The LP-MMM-ND “Controversial” Maternity Leave

By Dawood Auleear

The one-year maternity leave proposed as part of the opposition electoral program has caused an avalanche of debates, mostly, if not totally, on its sustainability from an economic point of view. Radio shows too have been part of the debate. Mauritius has long ago joined the list of ‘nanny states’, some would say. But I don’t recall similar outcry when billions were doled out in the past in loans without collaterals! We don’t have to take the critics to task for voicing their concerns now, as there is no such thing as a free meal – it has to be paid for by taxpayers. The central point of focus, however, should be the need or not of a leave to allow mothers to spend time with their babies during the early formative days and what can or would be the consequences if we deprive them of this “favour”.

Mother, you had me, but I never had you / I wanted you, but you didn’t want me/ so I just got to tell you/ Goodbye —from a song by John Lennon of The Beatles – is a precise description of a phenomenon known as Maternal Deprivation. According to this notion, infants, human or animal, need to be emotionally attached to a mother or a mother figure, in early childhood, in order to have a normal development. Le Week-End edition of 22 May 2024 published the findings from a scientific research that conclude that “Même les cachalots ont besoin de baby sitters”.

On the other hand, a research paper published some time ago in The Scientific American talks of the lives of two twins, one of whom developed a problem in his esophagus and had consequently to be tube-fed. The mother was so “careful” as not to hurt her child that she did not hold him to feed him. The son felt neglected and rejected as a result of which he developed all kinds of symptoms – his sleep patterns were irregular; he would wet his pants and he lost weight and his growth was affected.

The young boy was taken into hospital and the professional carers held him, bathed him, changed him and comforted him. In other words, he was treated as a normal growing child should be. Within a week or two, the negative symptoms were gone, he gained weight and came to look like his twin brother physically. Scientists hold that maternal care which involves talking, holding, kissing, hugging, laughing, tossing the child up in the air, bathing and even shouting, plays an important part in a child’s development. The absence of such care is maternal deprivation. Maternal care should be a continuous, warm and intimate relationship and is central to the mental and the social health of a child as well as to society. They even go so far as to state that “children thrive better in bad homes than in good institutions” and that “if you love your future generation, you need to value their parents”.

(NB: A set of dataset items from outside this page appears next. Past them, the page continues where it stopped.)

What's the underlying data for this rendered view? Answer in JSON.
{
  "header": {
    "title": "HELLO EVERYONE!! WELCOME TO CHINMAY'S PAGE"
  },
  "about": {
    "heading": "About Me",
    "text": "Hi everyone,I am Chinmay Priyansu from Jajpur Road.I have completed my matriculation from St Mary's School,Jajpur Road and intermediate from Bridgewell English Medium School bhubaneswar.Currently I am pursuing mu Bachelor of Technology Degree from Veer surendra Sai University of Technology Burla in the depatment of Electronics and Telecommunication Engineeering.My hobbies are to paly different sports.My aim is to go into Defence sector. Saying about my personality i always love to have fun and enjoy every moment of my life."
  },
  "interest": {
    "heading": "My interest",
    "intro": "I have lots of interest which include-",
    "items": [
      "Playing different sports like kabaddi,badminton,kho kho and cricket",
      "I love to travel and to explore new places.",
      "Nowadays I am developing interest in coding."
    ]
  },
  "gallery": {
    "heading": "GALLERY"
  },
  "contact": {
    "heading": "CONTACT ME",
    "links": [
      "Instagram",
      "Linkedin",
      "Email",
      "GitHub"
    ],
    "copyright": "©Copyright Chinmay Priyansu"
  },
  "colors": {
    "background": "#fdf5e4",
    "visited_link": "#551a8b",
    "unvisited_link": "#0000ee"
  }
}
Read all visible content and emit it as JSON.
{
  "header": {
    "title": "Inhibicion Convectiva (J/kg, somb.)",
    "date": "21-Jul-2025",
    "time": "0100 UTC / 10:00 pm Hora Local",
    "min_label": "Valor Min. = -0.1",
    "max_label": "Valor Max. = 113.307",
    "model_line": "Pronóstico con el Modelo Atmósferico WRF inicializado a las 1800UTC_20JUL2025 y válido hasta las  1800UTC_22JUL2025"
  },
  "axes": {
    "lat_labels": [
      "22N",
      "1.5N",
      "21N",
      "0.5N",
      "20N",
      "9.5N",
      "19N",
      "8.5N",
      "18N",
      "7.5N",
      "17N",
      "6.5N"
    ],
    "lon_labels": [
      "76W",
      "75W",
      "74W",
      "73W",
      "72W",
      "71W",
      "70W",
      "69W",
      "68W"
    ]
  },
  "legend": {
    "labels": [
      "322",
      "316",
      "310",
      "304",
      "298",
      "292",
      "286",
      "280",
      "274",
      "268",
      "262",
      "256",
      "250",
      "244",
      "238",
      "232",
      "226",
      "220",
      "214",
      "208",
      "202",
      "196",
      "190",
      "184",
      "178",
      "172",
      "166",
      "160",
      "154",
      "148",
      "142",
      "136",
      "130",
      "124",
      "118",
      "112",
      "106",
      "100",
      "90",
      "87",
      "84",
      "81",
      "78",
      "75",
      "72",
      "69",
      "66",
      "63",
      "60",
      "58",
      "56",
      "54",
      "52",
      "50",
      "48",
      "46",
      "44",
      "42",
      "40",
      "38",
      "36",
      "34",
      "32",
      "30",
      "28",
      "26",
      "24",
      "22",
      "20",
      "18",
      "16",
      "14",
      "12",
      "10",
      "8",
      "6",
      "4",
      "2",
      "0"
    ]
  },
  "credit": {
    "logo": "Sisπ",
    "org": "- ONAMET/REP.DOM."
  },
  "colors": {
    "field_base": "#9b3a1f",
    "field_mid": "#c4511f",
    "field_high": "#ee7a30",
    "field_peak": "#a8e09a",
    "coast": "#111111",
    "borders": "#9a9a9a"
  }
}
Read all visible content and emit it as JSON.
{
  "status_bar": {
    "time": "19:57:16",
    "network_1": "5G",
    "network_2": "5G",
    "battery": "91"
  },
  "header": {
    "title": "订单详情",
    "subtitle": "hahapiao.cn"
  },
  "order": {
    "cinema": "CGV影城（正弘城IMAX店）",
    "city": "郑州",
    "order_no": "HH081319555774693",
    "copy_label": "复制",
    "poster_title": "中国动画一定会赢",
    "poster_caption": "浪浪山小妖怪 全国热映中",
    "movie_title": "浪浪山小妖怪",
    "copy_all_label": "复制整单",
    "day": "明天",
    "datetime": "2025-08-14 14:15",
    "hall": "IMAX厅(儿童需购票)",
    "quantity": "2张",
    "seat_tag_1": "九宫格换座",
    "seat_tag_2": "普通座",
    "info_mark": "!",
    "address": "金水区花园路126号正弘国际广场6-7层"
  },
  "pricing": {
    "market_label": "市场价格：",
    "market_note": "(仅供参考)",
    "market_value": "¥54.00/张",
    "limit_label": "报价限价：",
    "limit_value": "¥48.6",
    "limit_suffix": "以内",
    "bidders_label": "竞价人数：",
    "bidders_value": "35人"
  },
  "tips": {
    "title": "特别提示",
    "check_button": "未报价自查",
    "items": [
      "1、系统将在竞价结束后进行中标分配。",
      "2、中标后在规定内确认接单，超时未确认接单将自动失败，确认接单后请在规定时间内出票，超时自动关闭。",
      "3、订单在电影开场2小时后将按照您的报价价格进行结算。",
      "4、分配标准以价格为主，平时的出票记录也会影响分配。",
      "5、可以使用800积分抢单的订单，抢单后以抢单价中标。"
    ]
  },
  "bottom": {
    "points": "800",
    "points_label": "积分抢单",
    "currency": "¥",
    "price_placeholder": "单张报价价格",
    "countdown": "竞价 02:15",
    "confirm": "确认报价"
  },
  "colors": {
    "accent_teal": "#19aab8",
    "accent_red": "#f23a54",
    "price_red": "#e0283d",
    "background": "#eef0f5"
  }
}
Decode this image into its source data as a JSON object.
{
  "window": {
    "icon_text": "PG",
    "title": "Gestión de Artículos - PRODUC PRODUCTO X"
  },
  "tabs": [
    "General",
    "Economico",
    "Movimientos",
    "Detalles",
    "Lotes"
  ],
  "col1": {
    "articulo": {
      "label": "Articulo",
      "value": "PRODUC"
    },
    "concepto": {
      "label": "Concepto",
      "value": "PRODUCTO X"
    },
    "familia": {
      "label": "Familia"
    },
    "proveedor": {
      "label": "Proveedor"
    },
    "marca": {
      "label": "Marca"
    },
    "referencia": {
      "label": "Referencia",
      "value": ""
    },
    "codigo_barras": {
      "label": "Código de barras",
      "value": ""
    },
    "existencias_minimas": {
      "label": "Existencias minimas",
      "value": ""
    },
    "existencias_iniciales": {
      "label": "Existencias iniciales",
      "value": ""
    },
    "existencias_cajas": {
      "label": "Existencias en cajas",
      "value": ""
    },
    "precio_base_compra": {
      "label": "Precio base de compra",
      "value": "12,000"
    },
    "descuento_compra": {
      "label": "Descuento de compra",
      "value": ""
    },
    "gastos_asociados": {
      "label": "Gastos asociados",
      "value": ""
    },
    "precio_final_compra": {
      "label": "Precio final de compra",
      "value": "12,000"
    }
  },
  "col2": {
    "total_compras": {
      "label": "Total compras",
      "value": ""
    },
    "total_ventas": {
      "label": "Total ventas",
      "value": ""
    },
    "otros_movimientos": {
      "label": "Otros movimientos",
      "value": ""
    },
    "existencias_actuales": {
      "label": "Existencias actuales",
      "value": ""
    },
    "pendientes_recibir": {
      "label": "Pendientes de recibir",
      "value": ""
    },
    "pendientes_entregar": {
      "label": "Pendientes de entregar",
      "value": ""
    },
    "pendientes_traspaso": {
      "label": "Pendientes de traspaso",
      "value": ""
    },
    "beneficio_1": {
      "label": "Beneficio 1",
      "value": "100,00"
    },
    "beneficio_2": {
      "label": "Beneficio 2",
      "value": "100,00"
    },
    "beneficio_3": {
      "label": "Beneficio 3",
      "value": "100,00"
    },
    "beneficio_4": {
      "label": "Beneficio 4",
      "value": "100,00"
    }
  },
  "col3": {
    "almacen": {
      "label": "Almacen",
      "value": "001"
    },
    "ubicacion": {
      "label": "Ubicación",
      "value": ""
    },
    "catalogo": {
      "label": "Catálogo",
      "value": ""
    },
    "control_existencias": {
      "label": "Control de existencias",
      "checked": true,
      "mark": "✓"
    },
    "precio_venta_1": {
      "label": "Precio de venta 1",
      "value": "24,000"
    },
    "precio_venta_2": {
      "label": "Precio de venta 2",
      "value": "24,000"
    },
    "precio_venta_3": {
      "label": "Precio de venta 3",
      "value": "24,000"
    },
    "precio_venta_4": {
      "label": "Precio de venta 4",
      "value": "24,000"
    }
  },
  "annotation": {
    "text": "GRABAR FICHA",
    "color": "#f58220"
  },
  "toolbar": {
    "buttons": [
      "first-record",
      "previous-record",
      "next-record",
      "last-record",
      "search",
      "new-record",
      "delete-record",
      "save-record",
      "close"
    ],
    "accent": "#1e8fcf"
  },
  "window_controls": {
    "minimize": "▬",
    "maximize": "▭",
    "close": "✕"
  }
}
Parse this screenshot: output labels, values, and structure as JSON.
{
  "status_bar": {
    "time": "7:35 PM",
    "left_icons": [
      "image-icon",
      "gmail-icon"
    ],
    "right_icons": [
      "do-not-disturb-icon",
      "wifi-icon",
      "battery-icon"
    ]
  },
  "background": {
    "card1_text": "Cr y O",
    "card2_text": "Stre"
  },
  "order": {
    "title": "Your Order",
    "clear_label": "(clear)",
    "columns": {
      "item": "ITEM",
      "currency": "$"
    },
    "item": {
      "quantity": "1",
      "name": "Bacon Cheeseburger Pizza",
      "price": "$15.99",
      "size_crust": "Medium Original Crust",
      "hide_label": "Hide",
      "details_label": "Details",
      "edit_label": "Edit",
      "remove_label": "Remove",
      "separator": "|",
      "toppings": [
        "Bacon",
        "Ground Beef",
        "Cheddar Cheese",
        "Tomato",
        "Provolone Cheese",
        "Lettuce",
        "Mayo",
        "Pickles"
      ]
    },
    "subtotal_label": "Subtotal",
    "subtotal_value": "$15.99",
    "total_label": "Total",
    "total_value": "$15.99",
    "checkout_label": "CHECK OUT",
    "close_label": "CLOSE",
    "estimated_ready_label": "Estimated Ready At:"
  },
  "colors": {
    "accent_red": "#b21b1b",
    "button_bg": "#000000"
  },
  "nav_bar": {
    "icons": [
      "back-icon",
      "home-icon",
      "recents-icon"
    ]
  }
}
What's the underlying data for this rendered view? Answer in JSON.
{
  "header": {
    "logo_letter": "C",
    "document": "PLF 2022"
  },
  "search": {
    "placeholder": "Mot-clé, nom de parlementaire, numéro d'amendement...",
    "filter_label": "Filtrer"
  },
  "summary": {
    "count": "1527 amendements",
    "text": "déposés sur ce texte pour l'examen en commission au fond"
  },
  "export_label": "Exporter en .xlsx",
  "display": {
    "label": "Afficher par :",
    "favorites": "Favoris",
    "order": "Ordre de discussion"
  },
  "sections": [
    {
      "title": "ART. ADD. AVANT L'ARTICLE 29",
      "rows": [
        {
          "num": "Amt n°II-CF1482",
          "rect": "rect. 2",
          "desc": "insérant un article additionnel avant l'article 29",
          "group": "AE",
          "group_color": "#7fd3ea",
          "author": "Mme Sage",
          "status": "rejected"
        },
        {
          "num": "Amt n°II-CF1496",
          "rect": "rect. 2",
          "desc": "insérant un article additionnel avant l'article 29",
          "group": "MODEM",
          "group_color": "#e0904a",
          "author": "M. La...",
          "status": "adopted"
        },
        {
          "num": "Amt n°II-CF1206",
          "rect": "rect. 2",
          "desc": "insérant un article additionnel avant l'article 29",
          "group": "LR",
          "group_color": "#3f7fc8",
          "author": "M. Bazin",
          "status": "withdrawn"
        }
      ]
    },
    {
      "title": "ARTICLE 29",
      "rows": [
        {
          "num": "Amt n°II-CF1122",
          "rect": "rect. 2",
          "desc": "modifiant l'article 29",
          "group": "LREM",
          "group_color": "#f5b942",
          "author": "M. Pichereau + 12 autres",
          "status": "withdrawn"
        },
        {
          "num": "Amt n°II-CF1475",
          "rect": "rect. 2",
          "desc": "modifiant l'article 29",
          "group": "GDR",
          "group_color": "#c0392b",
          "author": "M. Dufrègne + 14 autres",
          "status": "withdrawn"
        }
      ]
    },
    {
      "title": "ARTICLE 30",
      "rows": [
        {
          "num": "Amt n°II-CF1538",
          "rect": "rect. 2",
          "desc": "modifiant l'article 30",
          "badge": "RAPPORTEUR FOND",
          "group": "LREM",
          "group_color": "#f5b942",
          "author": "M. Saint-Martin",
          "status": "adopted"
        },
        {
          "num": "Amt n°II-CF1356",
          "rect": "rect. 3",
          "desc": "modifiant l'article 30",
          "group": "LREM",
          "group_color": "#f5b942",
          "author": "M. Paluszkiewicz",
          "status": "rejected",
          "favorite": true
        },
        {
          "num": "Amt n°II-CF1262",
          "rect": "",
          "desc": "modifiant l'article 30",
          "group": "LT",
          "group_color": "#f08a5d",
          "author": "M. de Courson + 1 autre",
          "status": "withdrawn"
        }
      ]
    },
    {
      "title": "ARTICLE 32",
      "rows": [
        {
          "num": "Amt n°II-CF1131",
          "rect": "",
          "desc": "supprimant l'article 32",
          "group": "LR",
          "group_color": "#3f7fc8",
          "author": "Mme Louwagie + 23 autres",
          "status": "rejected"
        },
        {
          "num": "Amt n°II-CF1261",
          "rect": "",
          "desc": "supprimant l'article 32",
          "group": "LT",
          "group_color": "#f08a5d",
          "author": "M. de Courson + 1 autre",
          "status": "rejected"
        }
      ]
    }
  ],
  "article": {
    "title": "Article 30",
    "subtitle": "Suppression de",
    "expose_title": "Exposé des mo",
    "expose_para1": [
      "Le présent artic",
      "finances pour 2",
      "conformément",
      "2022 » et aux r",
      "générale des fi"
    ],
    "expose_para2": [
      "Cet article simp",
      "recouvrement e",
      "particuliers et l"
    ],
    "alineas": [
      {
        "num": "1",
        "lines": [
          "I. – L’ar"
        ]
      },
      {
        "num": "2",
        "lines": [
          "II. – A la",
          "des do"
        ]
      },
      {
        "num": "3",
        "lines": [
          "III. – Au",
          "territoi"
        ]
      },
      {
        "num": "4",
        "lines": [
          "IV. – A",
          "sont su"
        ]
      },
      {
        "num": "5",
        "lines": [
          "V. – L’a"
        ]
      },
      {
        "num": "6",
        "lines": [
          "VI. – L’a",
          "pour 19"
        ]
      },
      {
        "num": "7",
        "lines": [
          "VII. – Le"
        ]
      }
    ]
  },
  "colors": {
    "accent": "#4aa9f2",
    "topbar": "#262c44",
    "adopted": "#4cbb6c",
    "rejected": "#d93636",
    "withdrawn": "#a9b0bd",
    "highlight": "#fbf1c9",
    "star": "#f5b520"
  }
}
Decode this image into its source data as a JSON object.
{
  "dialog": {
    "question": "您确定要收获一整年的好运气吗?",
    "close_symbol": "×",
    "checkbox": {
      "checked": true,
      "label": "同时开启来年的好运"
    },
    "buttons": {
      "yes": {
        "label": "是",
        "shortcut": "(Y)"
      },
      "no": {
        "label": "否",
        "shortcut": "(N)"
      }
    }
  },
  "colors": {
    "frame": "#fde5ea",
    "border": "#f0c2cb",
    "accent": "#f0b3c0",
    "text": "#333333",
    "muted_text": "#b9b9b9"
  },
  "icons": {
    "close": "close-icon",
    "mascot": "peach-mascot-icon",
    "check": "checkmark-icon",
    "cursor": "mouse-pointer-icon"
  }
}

Some express the views [debatable] that the ills of society today divorce, promiscuity, battered children and wives, alcoholism, drug addiction, robbery, in a word, all forms of delinquency have roots in maternal deprivation. What do we have to lose if we were to pay attention to this phenomenon? I believe it should be the start. If we are convinced that our society can be better off in the absence of the scourge of delinquency, let us then think of the price we have to pay. Individually, we are already doing it think of the large sums that families are spending to treat a number of diseases pronounced incurable by doctors.

We are retiring employees at 65 who then choose to spend 10 more years actively working in other jobs, we are doling out indiscriminately Rs 15,000 monthly to everyone over 60, including those who are enjoying workplace pensions too, and even to millionaires without forgetting that they also enjoy free health care, free transport and free education for their children – we do not have means tests in Mauritius. We are an ageing population and the number of young couples is getting smaller with an overwhelming majority of them preferring to have a single child thereby reducing the size of the future working population. The Opposition pundits must have worked out their figures and must have sought advice from professionals in the field of child care.

As for me, I am tired of coming across youths begging to get high on drugs. If the worst comes to the worst, we’ll have what Henry Kissinger said when trying to resolve a complex social problem – not absolute satisfaction but balanced dissatisfaction.